2. Execution strategy and memory behavior are backend-dependent.

If that is the intended boundary, I have two practical questions:

1. If a backend’s native SVD is known to materialize full matrices anyway, should the preferred backend behavior be to notice full_matrices?: false and fall back to Nx’s default implementation when that is likely to behave better?

2. Would the Nx team be open to a small docs PR clarifying that full_matrices? controls SVD output shapes but does not guarantee a reduced-memory execution profile?

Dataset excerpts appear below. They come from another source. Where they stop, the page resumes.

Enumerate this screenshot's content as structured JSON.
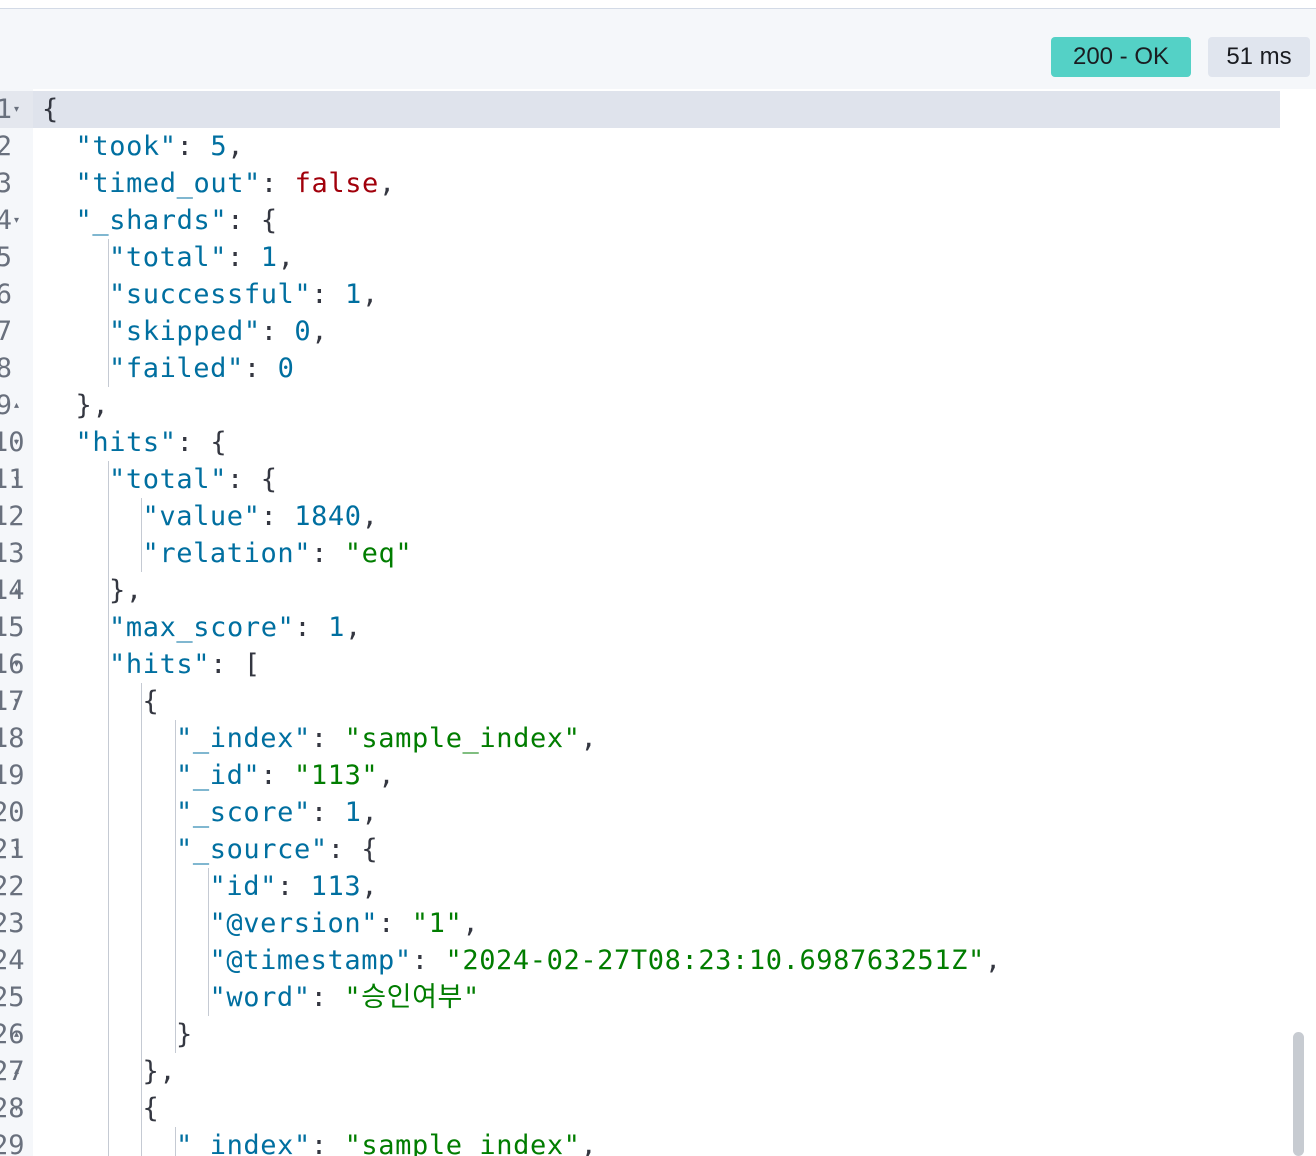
{
  "response": {
    "status": "200 - OK",
    "time": "51 ms"
  },
  "editor": {
    "lines": [
      {
        "num": "1",
        "fold": "▾",
        "indent": 0,
        "tokens": [
          {
            "t": "{",
            "c": "p"
          }
        ]
      },
      {
        "num": "2",
        "fold": "",
        "indent": 1,
        "tokens": [
          {
            "t": "\"took\"",
            "c": "k"
          },
          {
            "t": ": ",
            "c": "p"
          },
          {
            "t": "5",
            "c": "n"
          },
          {
            "t": ",",
            "c": "p"
          }
        ]
      },
      {
        "num": "3",
        "fold": "",
        "indent": 1,
        "tokens": [
          {
            "t": "\"timed_out\"",
            "c": "k"
          },
          {
            "t": ": ",
            "c": "p"
          },
          {
            "t": "false",
            "c": "b"
          },
          {
            "t": ",",
            "c": "p"
          }
        ]
      },
      {
        "num": "4",
        "fold": "▾",
        "indent": 1,
        "tokens": [
          {
            "t": "\"_shards\"",
            "c": "k"
          },
          {
            "t": ": {",
            "c": "p"
          }
        ]
      },
      {
        "num": "5",
        "fold": "",
        "indent": 2,
        "tokens": [
          {
            "t": "\"total\"",
            "c": "k"
          },
          {
            "t": ": ",
            "c": "p"
          },
          {
            "t": "1",
            "c": "n"
          },
          {
            "t": ",",
            "c": "p"
          }
        ]
      },
      {
        "num": "6",
        "fold": "",
        "indent": 2,
        "tokens": [
          {
            "t": "\"successful\"",
            "c": "k"
          },
          {
            "t": ": ",
            "c": "p"
          },
          {
            "t": "1",
            "c": "n"
          },
          {
            "t": ",",
            "c": "p"
          }
        ]
      },
      {
        "num": "7",
        "fold": "",
        "indent": 2,
        "tokens": [
          {
            "t": "\"skipped\"",
            "c": "k"
          },
          {
            "t": ": ",
            "c": "p"
          },
          {
            "t": "0",
            "c": "n"
          },
          {
            "t": ",",
            "c": "p"
          }
        ]
      },
      {
        "num": "8",
        "fold": "",
        "indent": 2,
        "tokens": [
          {
            "t": "\"failed\"",
            "c": "k"
          },
          {
            "t": ": ",
            "c": "p"
          },
          {
            "t": "0",
            "c": "n"
          }
        ]
      },
      {
        "num": "9",
        "fold": "▴",
        "indent": 1,
        "tokens": [
          {
            "t": "},",
            "c": "p"
          }
        ]
      },
      {
        "num": "10",
        "fold": "▾",
        "indent": 1,
        "tokens": [
          {
            "t": "\"hits\"",
            "c": "k"
          },
          {
            "t": ": {",
            "c": "p"
          }
        ]
      },
      {
        "num": "11",
        "fold": "▾",
        "indent": 2,
        "tokens": [
          {
            "t": "\"total\"",
            "c": "k"
          },
          {
            "t": ": {",
            "c": "p"
          }
        ]
      },
      {
        "num": "12",
        "fold": "",
        "indent": 3,
        "tokens": [
          {
            "t": "\"value\"",
            "c": "k"
          },
          {
            "t": ": ",
            "c": "p"
          },
          {
            "t": "1840",
            "c": "n"
          },
          {
            "t": ",",
            "c": "p"
          }
        ]
      },
      {
        "num": "13",
        "fold": "",
        "indent": 3,
        "tokens": [
          {
            "t": "\"relation\"",
            "c": "k"
          },
          {
            "t": ": ",
            "c": "p"
          },
          {
            "t": "\"eq\"",
            "c": "s"
          }
        ]
      },
      {
        "num": "14",
        "fold": "▴",
        "indent": 2,
        "tokens": [
          {
            "t": "},",
            "c": "p"
          }
        ]
      },
      {
        "num": "15",
        "fold": "",
        "indent": 2,
        "tokens": [
          {
            "t": "\"max_score\"",
            "c": "k"
          },
          {
            "t": ": ",
            "c": "p"
          },
          {
            "t": "1",
            "c": "n"
          },
          {
            "t": ",",
            "c": "p"
          }
        ]
      },
      {
        "num": "16",
        "fold": "▾",
        "indent": 2,
        "tokens": [
          {
            "t": "\"hits\"",
            "c": "k"
          },
          {
            "t": ": [",
            "c": "p"
          }
        ]
      },
      {
        "num": "17",
        "fold": "▾",
        "indent": 3,
        "tokens": [
          {
            "t": "{",
            "c": "p"
          }
        ]
      },
      {
        "num": "18",
        "fold": "",
        "indent": 4,
        "tokens": [
          {
            "t": "\"_index\"",
            "c": "k"
          },
          {
            "t": ": ",
            "c": "p"
          },
          {
            "t": "\"sample_index\"",
            "c": "s"
          },
          {
            "t": ",",
            "c": "p"
          }
        ]
      },
      {
        "num": "19",
        "fold": "",
        "indent": 4,
        "tokens": [
          {
            "t": "\"_id\"",
            "c": "k"
          },
          {
            "t": ": ",
            "c": "p"
          },
          {
            "t": "\"113\"",
            "c": "s"
          },
          {
            "t": ",",
            "c": "p"
          }
        ]
      },
      {
        "num": "20",
        "fold": "",
        "indent": 4,
        "tokens": [
          {
            "t": "\"_score\"",
            "c": "k"
          },
          {
            "t": ": ",
            "c": "p"
          },
          {
            "t": "1",
            "c": "n"
          },
          {
            "t": ",",
            "c": "p"
          }
        ]
      },
      {
        "num": "21",
        "fold": "▾",
        "indent": 4,
        "tokens": [
          {
            "t": "\"_source\"",
            "c": "k"
          },
          {
            "t": ": {",
            "c": "p"
          }
        ]
      },
      {
        "num": "22",
        "fold": "",
        "indent": 5,
        "tokens": [
          {
            "t": "\"id\"",
            "c": "k"
          },
          {
            "t": ": ",
            "c": "p"
          },
          {
            "t": "113",
            "c": "n"
          },
          {
            "t": ",",
            "c": "p"
          }
        ]
      },
      {
        "num": "23",
        "fold": "",
        "indent": 5,
        "tokens": [
          {
            "t": "\"@version\"",
            "c": "k"
          },
          {
            "t": ": ",
            "c": "p"
          },
          {
            "t": "\"1\"",
            "c": "s"
          },
          {
            "t": ",",
            "c": "p"
          }
        ]
      },
      {
        "num": "24",
        "fold": "",
        "indent": 5,
        "tokens": [
          {
            "t": "\"@timestamp\"",
            "c": "k"
          },
          {
            "t": ": ",
            "c": "p"
          },
          {
            "t": "\"2024-02-27T08:23:10.698763251Z\"",
            "c": "s"
          },
          {
            "t": ",",
            "c": "p"
          }
        ]
      },
      {
        "num": "25",
        "fold": "",
        "indent": 5,
        "tokens": [
          {
            "t": "\"word\"",
            "c": "k"
          },
          {
            "t": ": ",
            "c": "p"
          },
          {
            "t": "\"승인여부\"",
            "c": "s"
          }
        ]
      },
      {
        "num": "26",
        "fold": "▴",
        "indent": 4,
        "tokens": [
          {
            "t": "}",
            "c": "p"
          }
        ]
      },
      {
        "num": "27",
        "fold": "▴",
        "indent": 3,
        "tokens": [
          {
            "t": "},",
            "c": "p"
          }
        ]
      },
      {
        "num": "28",
        "fold": "▾",
        "indent": 3,
        "tokens": [
          {
            "t": "{",
            "c": "p"
          }
        ]
      },
      {
        "num": "29",
        "fold": "",
        "indent": 4,
        "tokens": [
          {
            "t": "\"_index\"",
            "c": "k"
          },
          {
            "t": ": ",
            "c": "p"
          },
          {
            "t": "\"sample_index\"",
            "c": "s"
          },
          {
            "t": ",",
            "c": "p"
          }
        ]
      }
    ]
  }
}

For the current TRINITY path, this does not force an immediate change: it is still fine to call Nx.LinAlg.svd/2 and let Nx/the selected backend choose native SVD, default Nx lowering, or a backend-specific workaround. But the next rework is to make backend/runtime selection a profile concern instead of something CUDA-shaped in the application code, so I want to make sure I am relying on the right Nx contract before generalizing it. I do not want application code branching on Emily vs EXLA vs Torchx unless there is no better option.

Side note: I did go down a rabbit hole thinking about how production code could ask a backend about these paths before starting a large SVD. I wrote that up here: Concrete proposal: SVD execution capabilities in Nx. It is probably too much architecture for this immediate issue, but I am leaving it as background in case backend-specific memory behavior becomes a larger Nx API discussion later.

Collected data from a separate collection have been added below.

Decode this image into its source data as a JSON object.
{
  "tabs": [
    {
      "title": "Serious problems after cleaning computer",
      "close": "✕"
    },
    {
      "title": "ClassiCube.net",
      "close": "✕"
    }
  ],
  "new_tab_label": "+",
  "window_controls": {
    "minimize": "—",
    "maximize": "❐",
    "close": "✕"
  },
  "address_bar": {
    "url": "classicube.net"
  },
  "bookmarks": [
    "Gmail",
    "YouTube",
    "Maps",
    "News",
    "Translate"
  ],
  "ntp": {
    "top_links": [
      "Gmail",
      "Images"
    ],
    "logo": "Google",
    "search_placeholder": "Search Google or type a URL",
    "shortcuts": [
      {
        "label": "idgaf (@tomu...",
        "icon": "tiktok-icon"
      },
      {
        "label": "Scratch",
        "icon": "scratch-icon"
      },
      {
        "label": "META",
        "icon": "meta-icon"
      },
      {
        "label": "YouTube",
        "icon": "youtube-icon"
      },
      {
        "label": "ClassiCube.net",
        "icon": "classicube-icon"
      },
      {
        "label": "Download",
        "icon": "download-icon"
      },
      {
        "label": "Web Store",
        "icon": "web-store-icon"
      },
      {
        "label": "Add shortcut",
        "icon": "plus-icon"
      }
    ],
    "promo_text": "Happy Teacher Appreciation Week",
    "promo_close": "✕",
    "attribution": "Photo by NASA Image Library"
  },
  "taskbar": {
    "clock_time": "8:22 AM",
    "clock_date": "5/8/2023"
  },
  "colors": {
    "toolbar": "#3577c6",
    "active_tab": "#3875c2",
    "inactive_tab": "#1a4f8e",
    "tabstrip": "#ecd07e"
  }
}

@gtcode any backend-specific issues should be addressed in the specific backends. For instance, EMLX, which is the original MLX-based backend for Nx, does not fall back to the binary backend at all, and relies on these default implementations from Nx for the most part when things aren’t supported by the native backend.

I think it doesn’t really make sense to document this specific issue in Nx because this can happen with literally any option, as different backends are limited by different constraints. Maybe a general comment on this would be welcome.

Also, feel free to test this out with EMLX in the github main version, as I’m actively working on improvements. v0.3 should be out soon.

I gave a very quick pass through the proposal, and I think there’s something being overlooked there. It focuses on Nx.block, but the same concerns are pertinent to all Nx callbacks.

Also keep in mind that blocks and block structs can be defined by Nx users, not just Nx itself.

Additionally, even Nx.dot might have different execution profiles depending on the backend.

Finally, lowered vs eval’d is also something that’s not a concern for the backend, but for the compiler.

Do feel welcome to open an issue for us to discuss there and hopefully achieve a great feature, but I suggest rethinking the approach to something more general that includes all Nx callbacks.